L’arcivescovo Petrocchi alla benedizione della prima pietra Il parroco ringrazia gli sponsor: «Ora servono gli arredi»
L’AQUILA. Giornata di festa, domenica, per la comunità di Gignano, dove i fedeli si sono ritrovati in piazza in occasione della posa della prima pietra del cantiere della nuova chiesa parrocchiale.
Nell’estate del 2009 l’originaria chiesa di Gignano venne demolita, non senza polemiche circa le autorizzazioni per un intervento del genere. Sono passati cinque anni e mezzo da quel giorno, e il cammino per riavere un edificio di culto nel quartiere è stato finalmente intrapreso. Muratore d’eccezione, per l’occasione, l’arcivescovo metropolita Giuseppe Petrocchi che ha usato la cazzuola e l’acqua santa per inaugurare il cantiere. I lavori sono partiti da alcuni giorni e i residenti nella zona si augurano che tutto vada liscio per poter vedere presto la nuova struttura realizzata.

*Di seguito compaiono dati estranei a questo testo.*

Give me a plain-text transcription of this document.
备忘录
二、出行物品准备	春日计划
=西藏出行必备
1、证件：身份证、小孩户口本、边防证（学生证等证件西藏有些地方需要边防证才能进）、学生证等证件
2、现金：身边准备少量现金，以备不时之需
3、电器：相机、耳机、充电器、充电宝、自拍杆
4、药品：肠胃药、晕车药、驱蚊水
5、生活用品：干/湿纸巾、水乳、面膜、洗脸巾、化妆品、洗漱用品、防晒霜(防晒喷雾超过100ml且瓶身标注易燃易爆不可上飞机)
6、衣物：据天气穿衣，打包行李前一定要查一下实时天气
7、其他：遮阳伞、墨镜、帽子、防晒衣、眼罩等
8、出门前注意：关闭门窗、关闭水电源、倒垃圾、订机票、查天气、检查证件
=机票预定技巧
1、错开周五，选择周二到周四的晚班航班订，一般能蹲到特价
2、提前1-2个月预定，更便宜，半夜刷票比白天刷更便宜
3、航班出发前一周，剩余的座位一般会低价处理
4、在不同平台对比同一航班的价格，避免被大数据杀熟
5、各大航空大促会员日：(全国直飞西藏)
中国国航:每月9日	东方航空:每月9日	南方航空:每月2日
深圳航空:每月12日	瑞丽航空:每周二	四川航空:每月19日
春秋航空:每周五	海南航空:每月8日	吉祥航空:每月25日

Il parroco don Bruno Tarantino, in una lettera ai fedeli pubblicata sul sito Internet della parrocchia, ha esortato tutti alla speranza ringraziando quanti hanno contribuito al progetto di costruzione del nuovo centro parrocchiale, che comprende aula liturgica e alcuni locali per le attività pastorali. La chiesa tornerà dov’era prima del terremoto. Lo stesso sacerdote ha poi sottolineato che saranno necessari ulteriori sforzi e sacrifici al fine di poter dotare la chiesa degli arredi interni necessari, quali altare, ambone, fonte battesimale, tabernacolo «e tutto quanto serve a rendere bello e dignitoso il nostro nuovo centro parrocchiale». Don Bruno ha anche aggiunto: «Nessuno, singolo o sedicente comitato, è autorizzato a chiedere soldi in nome e per conto di questo progetto».